Ira felt a small measure of surprise when Lecter admitted that he would not challenge Ira if Jinx decided to claim him as her heir — though she had never publicly considered Ira such he already considered himself her son even if Jinx, herself, didn’t — but nodded his understanding to the Shaman, for once, not sure what to say because there was not smart mouthed comeback to leer to Lecter. That was something that was happening too much lately and Ira wondered if he was losing his sharp edge; it was something he hoped he wasn’t losing as it had been his defense for so long. Was, more or less, his only defense. Without it Ira was just another little boy and frankly, the insolent creature hated the vulnerable little boy inside him, cocooned in pain and sorrow, caged in by fire, ice, and razor like wit that Ira had came to nurture and favor. Ira had no intentions of protesting if Jinx called to Lecter to lead with her. He was too young, first of all, and secondly, there was much for him to learn yet. Ira was not so arrogant and deluded as to not accept that.
Nothing, the Shaman had purred to Ira’s question. Nothing.

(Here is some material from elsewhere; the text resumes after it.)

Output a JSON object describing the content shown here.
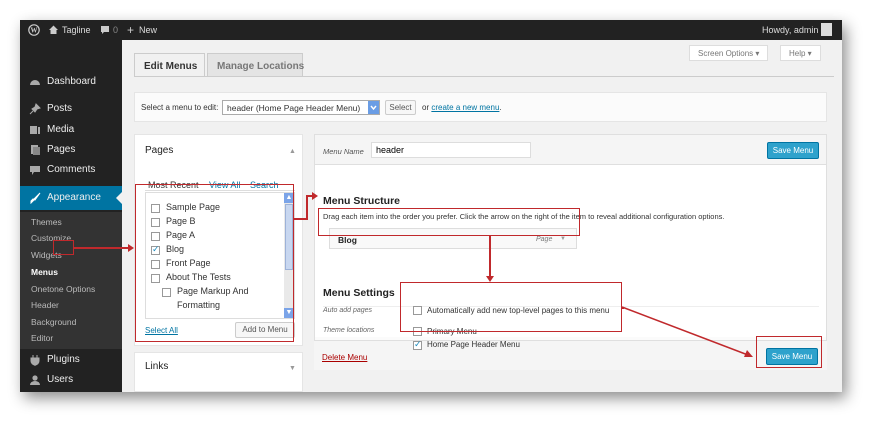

The insolent Princeling was relieved to know that Lecter’s apparent left over feelings when the enmity was stripped away like a contract between two devils burned to ashes carried onto the wind mirrored Ira’s own. Nothing was a hollow thing, a strange concept to grasp but it was what Ira himself felt. Nothing. The more he thought the word, the less sense it began to make until the word almost didn’t exist at all, before he focused back on what Lecter was saying to him.
Brow furrowed as nostrils flared as Ira contemplated Lecter’s following offer. An offer. To teach Ira what the Shaman knew?